この記事の日本円換算は、1THB≒4.3円で計算しています(2026年5月時点)。為替は変動するので、現地通貨の金額を基準にしてください。
バンコクの平日夕方、スクンビット通りをタクシーで移動しようとしてはいけない。
1kmを1時間かけて進む、という経験を一度すると、「地上の交通はラッシュ時には機能しない」という現実を体で理解する。
では、どうすればいいのか。
高架鉄道(BTS)と地下鉄(MRT)
バンコクの公共交通の中心は、BTS(スカイトレイン)とMRT(地下鉄)だ。
BTSはスクンビット線とシーロム線の2路線で、バンコク中心部の主要エリアをカバーする。MRTは地下を走り、BTSと交差するポイントが乗り換え駅になっている。
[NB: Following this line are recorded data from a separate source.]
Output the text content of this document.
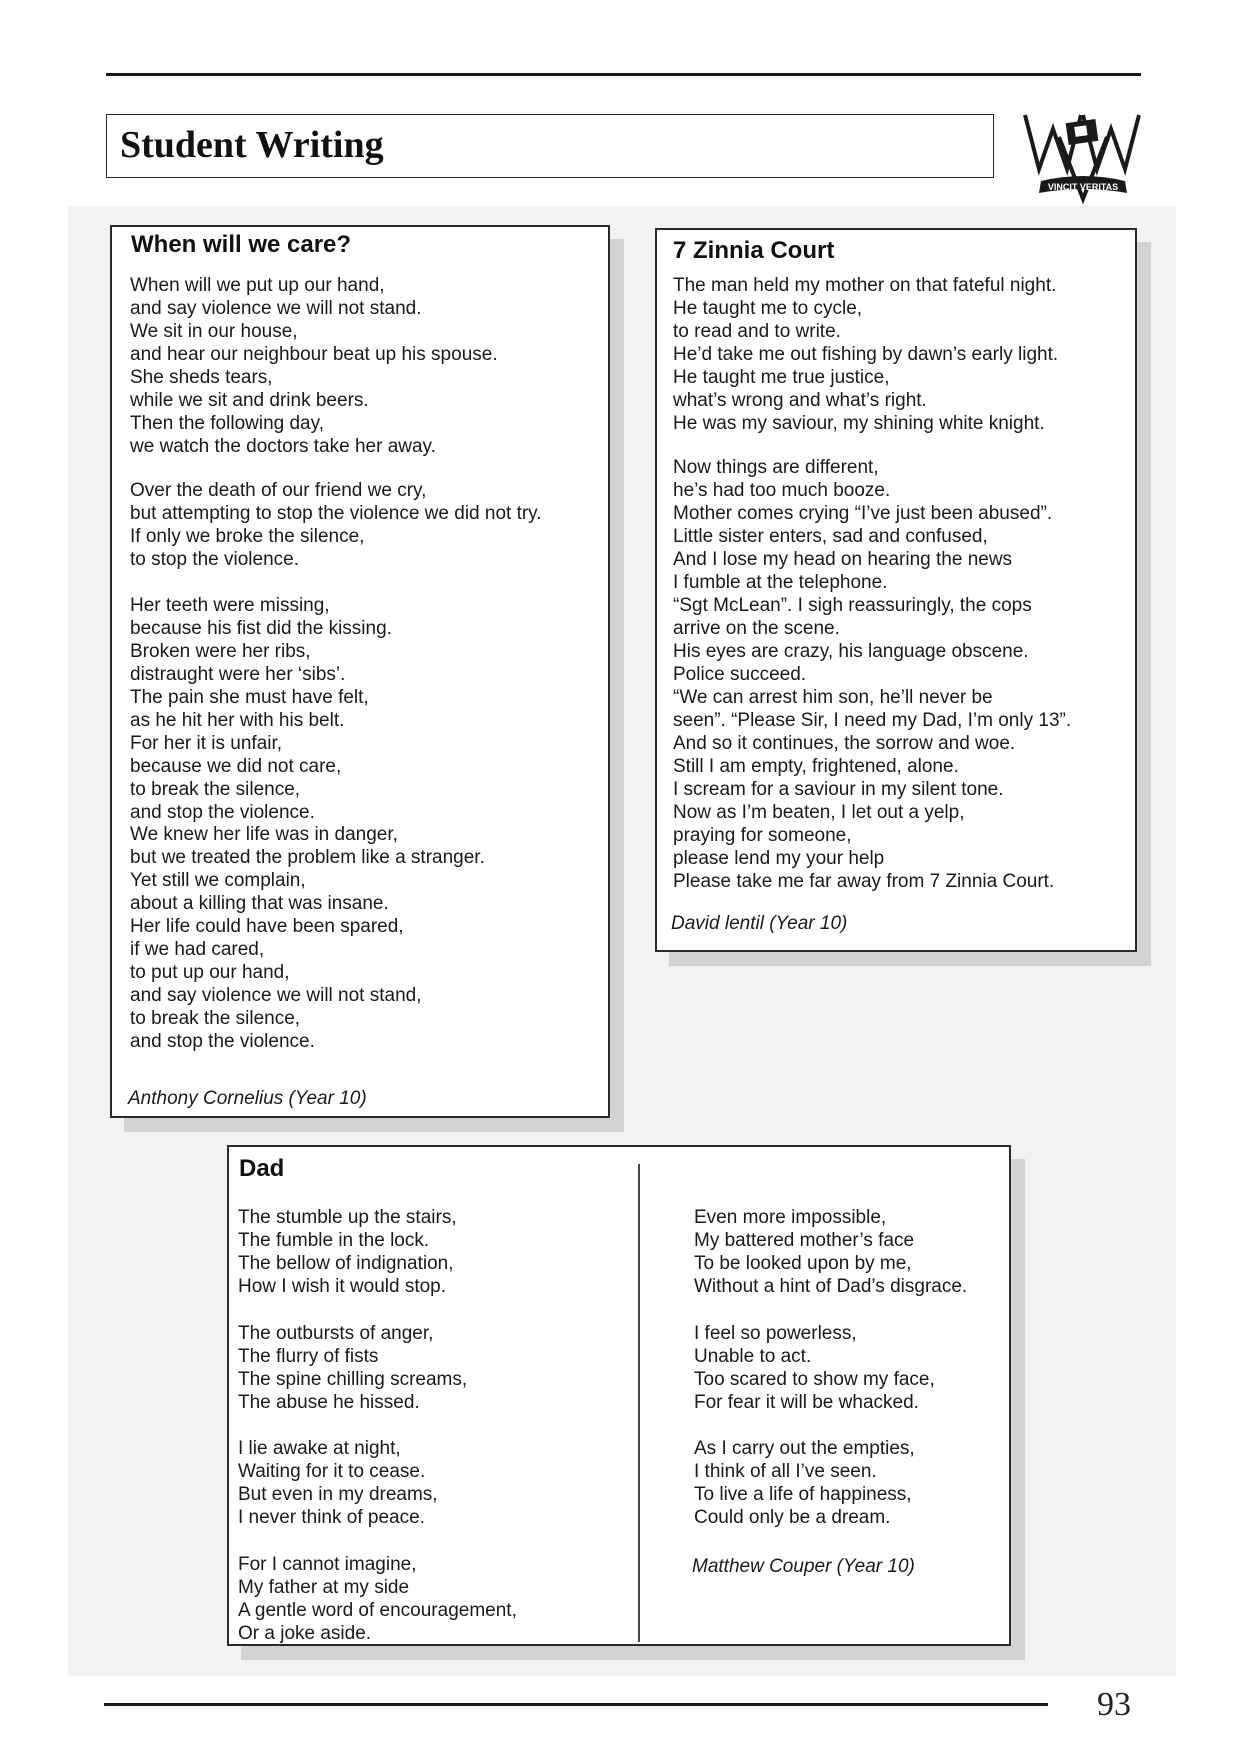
Student Writing
VINCIT VERITAS
When will we care?

When will we put up our hand,
and say violence we will not stand.
We sit in our house,
and hear our neighbour beat up his spouse.
She sheds tears,
while we sit and drink beers.
Then the following day,
we watch the doctors take her away.

Over the death of our friend we cry,
but attempting to stop the violence we did not try.
If only we broke the silence,
to stop the violence.

Her teeth were missing,
because his fist did the kissing.
Broken were her ribs,
distraught were her ‘sibs’.
The pain she must have felt,
as he hit her with his belt.
For her it is unfair,
because we did not care,
to break the silence,
and stop the violence.

We knew her life was in danger,
but we treated the problem like a stranger.
Yet still we complain,
about a killing that was insane.
Her life could have been spared,
if we had cared,
to put up our hand,
and say violence we will not stand,
to break the silence,
and stop the violence.

Anthony Cornelius (Year 10)

7 Zinnia Court

The man held my mother on that fateful night.
He taught me to cycle,
to read and to write.
He’d take me out fishing by dawn’s early light.
He taught me true justice,
what’s wrong and what’s right.
He was my saviour, my shining white knight.

Now things are different,
he’s had too much booze.
Mother comes crying “I’ve just been abused”.
Little sister enters, sad and confused,
And I lose my head on hearing the news
I fumble at the telephone.
“Sgt McLean”. I sigh reassuringly, the cops
arrive on the scene.
His eyes are crazy, his language obscene.
Police succeed.
“We can arrest him son, he’ll never be
seen”. “Please Sir, I need my Dad, I’m only 13”.
And so it continues, the sorrow and woe.
Still I am empty, frightened, alone.
I scream for a saviour in my silent tone.
Now as I’m beaten, I let out a yelp,
praying for someone,
please lend my your help
Please take me far away from 7 Zinnia Court.

David lentil (Year 10)

Dad

The stumble up the stairs,
The fumble in the lock.
The bellow of indignation,
How I wish it would stop.

The outbursts of anger,
The flurry of fists
The spine chilling screams,
The abuse he hissed.

I lie awake at night,
Waiting for it to cease.
But even in my dreams,
I never think of peace.

For I cannot imagine,
My father at my side
A gentle word of encouragement,
Or a joke aside.

Even more impossible,
My battered mother’s face
To be looked upon by me,
Without a hint of Dad’s disgrace.

I feel so powerless,
Unable to act.
Too scared to show my face,
For fear it will be whacked.

As I carry out the empties,
I think of all I’ve seen.
To live a life of happiness,
Could only be a dream.

Matthew Couper (Year 10)

93
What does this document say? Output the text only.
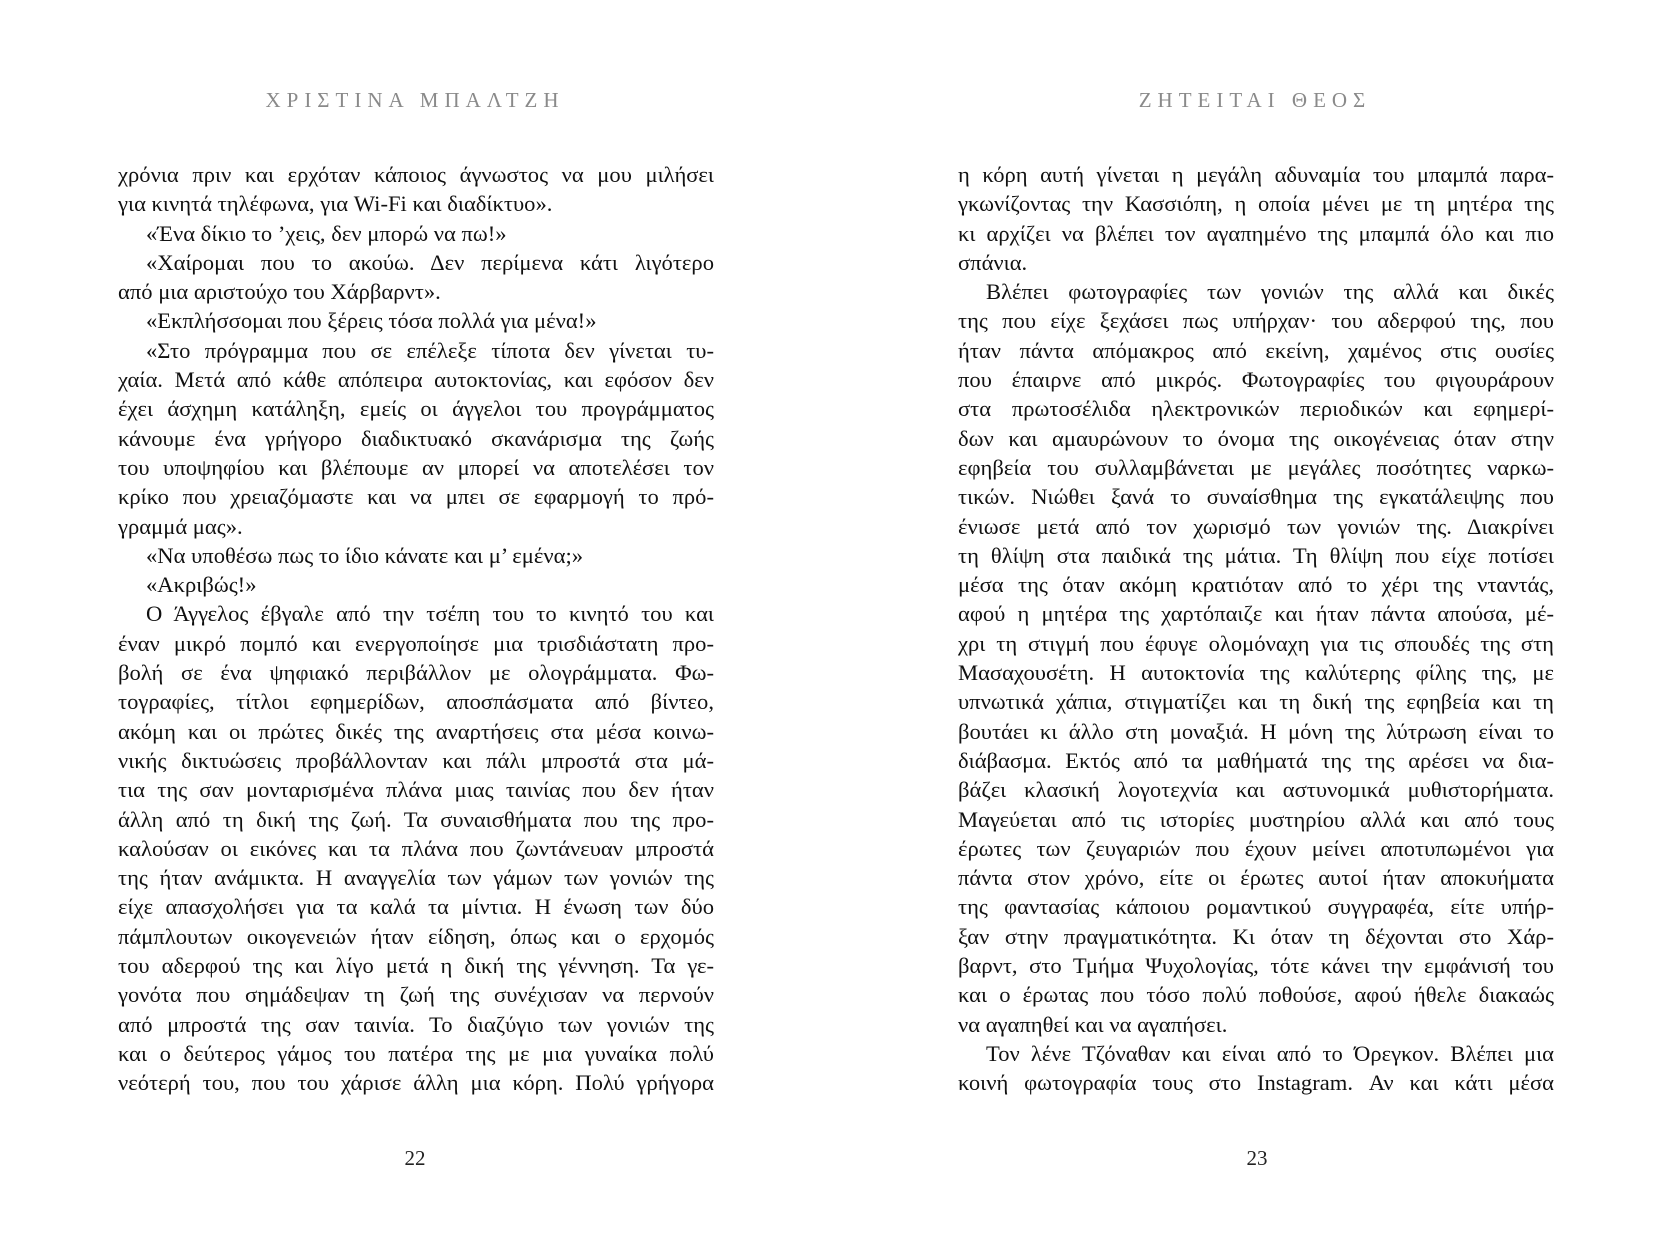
ΧΡΙΣΤΙΝΑ ΜΠΑΛΤΖΗ
χρόνια πριν και ερχόταν κάποιος άγνωστος να μου μιλήσει
για κινητά τηλέφωνα, για Wi-Fi και διαδίκτυο».
«Ένα δίκιο το ’χεις, δεν μπορώ να πω!»
«Χαίρομαι που το ακούω. Δεν περίμενα κάτι λιγότερο
από μια αριστούχο του Χάρβαρντ».
«Εκπλήσσομαι που ξέρεις τόσα πολλά για μένα!»
«Στο πρόγραμμα που σε επέλεξε τίποτα δεν γίνεται τυ-
χαία. Μετά από κάθε απόπειρα αυτοκτονίας, και εφόσον δεν
έχει άσχημη κατάληξη, εμείς οι άγγελοι του προγράμματος
κάνουμε ένα γρήγορο διαδικτυακό σκανάρισμα της ζωής
του υποψηφίου και βλέπουμε αν μπορεί να αποτελέσει τον
κρίκο που χρειαζόμαστε και να μπει σε εφαρμογή το πρό-
γραμμά μας».
«Να υποθέσω πως το ίδιο κάνατε και μ’ εμένα;»
«Ακριβώς!»
Ο Άγγελος έβγαλε από την τσέπη του το κινητό του και
έναν μικρό πομπό και ενεργοποίησε μια τρισδιάστατη προ-
βολή σε ένα ψηφιακό περιβάλλον με ολογράμματα. Φω-
τογραφίες, τίτλοι εφημερίδων, αποσπάσματα από βίντεο,
ακόμη και οι πρώτες δικές της αναρτήσεις στα μέσα κοινω-
νικής δικτυώσεις προβάλλονταν και πάλι μπροστά στα μά-
τια της σαν μονταρισμένα πλάνα μιας ταινίας που δεν ήταν
άλλη από τη δική της ζωή. Τα συναισθήματα που της προ-
καλούσαν οι εικόνες και τα πλάνα που ζωντάνευαν μπροστά
της ήταν ανάμικτα. Η αναγγελία των γάμων των γονιών της
είχε απασχολήσει για τα καλά τα μίντια. Η ένωση των δύο
πάμπλουτων οικογενειών ήταν είδηση, όπως και ο ερχομός
του αδερφού της και λίγο μετά η δική της γέννηση. Τα γε-
γονότα που σημάδεψαν τη ζωή της συνέχισαν να περνούν
από μπροστά της σαν ταινία. Το διαζύγιο των γονιών της
και ο δεύτερος γάμος του πατέρα της με μια γυναίκα πολύ
νεότερή του, που του χάρισε άλλη μια κόρη. Πολύ γρήγορα
22
ΖΗΤΕΙΤΑΙ ΘΕΟΣ
η κόρη αυτή γίνεται η μεγάλη αδυναμία του μπαμπά παρα-
γκωνίζοντας την Κασσιόπη, η οποία μένει με τη μητέρα της
κι αρχίζει να βλέπει τον αγαπημένο της μπαμπά όλο και πιο
σπάνια.
Βλέπει φωτογραφίες των γονιών της αλλά και δικές
της που είχε ξεχάσει πως υπήρχαν· του αδερφού της, που
ήταν πάντα απόμακρος από εκείνη, χαμένος στις ουσίες
που έπαιρνε από μικρός. Φωτογραφίες του φιγουράρουν
στα πρωτοσέλιδα ηλεκτρονικών περιοδικών και εφημερί-
δων και αμαυρώνουν το όνομα της οικογένειας όταν στην
εφηβεία του συλλαμβάνεται με μεγάλες ποσότητες ναρκω-
τικών. Νιώθει ξανά το συναίσθημα της εγκατάλειψης που
ένιωσε μετά από τον χωρισμό των γονιών της. Διακρίνει
τη θλίψη στα παιδικά της μάτια. Τη θλίψη που είχε ποτίσει
μέσα της όταν ακόμη κρατιόταν από το χέρι της νταντάς,
αφού η μητέρα της χαρτόπαιζε και ήταν πάντα απούσα, μέ-
χρι τη στιγμή που έφυγε ολομόναχη για τις σπουδές της στη
Μασαχουσέτη. Η αυτοκτονία της καλύτερης φίλης της, με
υπνωτικά χάπια, στιγματίζει και τη δική της εφηβεία και τη
βουτάει κι άλλο στη μοναξιά. Η μόνη της λύτρωση είναι το
διάβασμα. Εκτός από τα μαθήματά της της αρέσει να δια-
βάζει κλασική λογοτεχνία και αστυνομικά μυθιστορήματα.
Μαγεύεται από τις ιστορίες μυστηρίου αλλά και από τους
έρωτες των ζευγαριών που έχουν μείνει αποτυπωμένοι για
πάντα στον χρόνο, είτε οι έρωτες αυτοί ήταν αποκυήματα
της φαντασίας κάποιου ρομαντικού συγγραφέα, είτε υπήρ-
ξαν στην πραγματικότητα. Κι όταν τη δέχονται στο Χάρ-
βαρντ, στο Τμήμα Ψυχολογίας, τότε κάνει την εμφάνισή του
και ο έρωτας που τόσο πολύ ποθούσε, αφού ήθελε διακαώς
να αγαπηθεί και να αγαπήσει.
Τον λένε Τζόναθαν και είναι από το Όρεγκον. Βλέπει μια
κοινή φωτογραφία τους στο Instagram. Αν και κάτι μέσα
23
料金は距離制で、1回16〜60THB程度(推定。路線・距離による)。ICカード(ラビットカード)チャージで割引が受けられる。
ラッシュ時でも渋滞に影響されないため、BTSが使えるルートなら積極的に使う。
バイクタクシーという存在
バンコクの路地(ソイ)の奥や、BTS駅から目的地への「最後の1km」に活躍するのがバイクタクシーだ。
オレンジ色のベストを着たドライバーが、ソイの入り口や大通り沿いで待機している。料金は20〜50THB程度(推定。距離・交渉による)で、短距離の移動を素早く片付けられる。
ヘルメットは必ず着用(ドライバーが持ってくる)。荷物が少ない、短距離、急いでいる——そういう状況に向いている。
Grab(配車アプリ)の使い方
Grabはバンコクで最も普及している配車アプリだ。バイク(GrabBike)、乗用車(GrabCar)の両方に対応している。
アプリで料金が事前確定するため、メータータクシーのように「渋滞で高くなる」という心配がない。ただし渋滞時間帯はサージプライシングが発生することがある。
タクシーより割高になることもあるが、「英語で目的地を説明する手間がない」「料金が明確」「評価制度で安心」という理由でGrabを選ぶ外国人は多い。
ボートという選択肢
チャオプラヤ川とその支流(フロン)を走る水上バスは、観光客にはあまり知られていないが、使える交通手段だ。
エクスプレスボートはシーロム〜カオサン方向を快速で結ぶ。交通渋滞とは無縁で、川の風を受けながら移動できる。料金も安い(1回14〜40THB、推定)。
ただし乗り場が分かりにくく、時刻表の解読が初見では難しい。慣れた人間には有効な選択肢だが、初心者は下調べが必要だ。
移動に時間バッファを持つ
バンコクで最も大事な移動の原則は、「余裕を持って出発する」だ。
BTSでも乗り換えに迷うことがある。タクシーが捕まらないことがある。雨でGrabの需要が急増することがある。
「30分の余裕」では足りないことがある。特に空港移動・ビジネスアポイント前は、2時間前行動が基本という感覚でいると、バンコクの交通には振り回されにくい。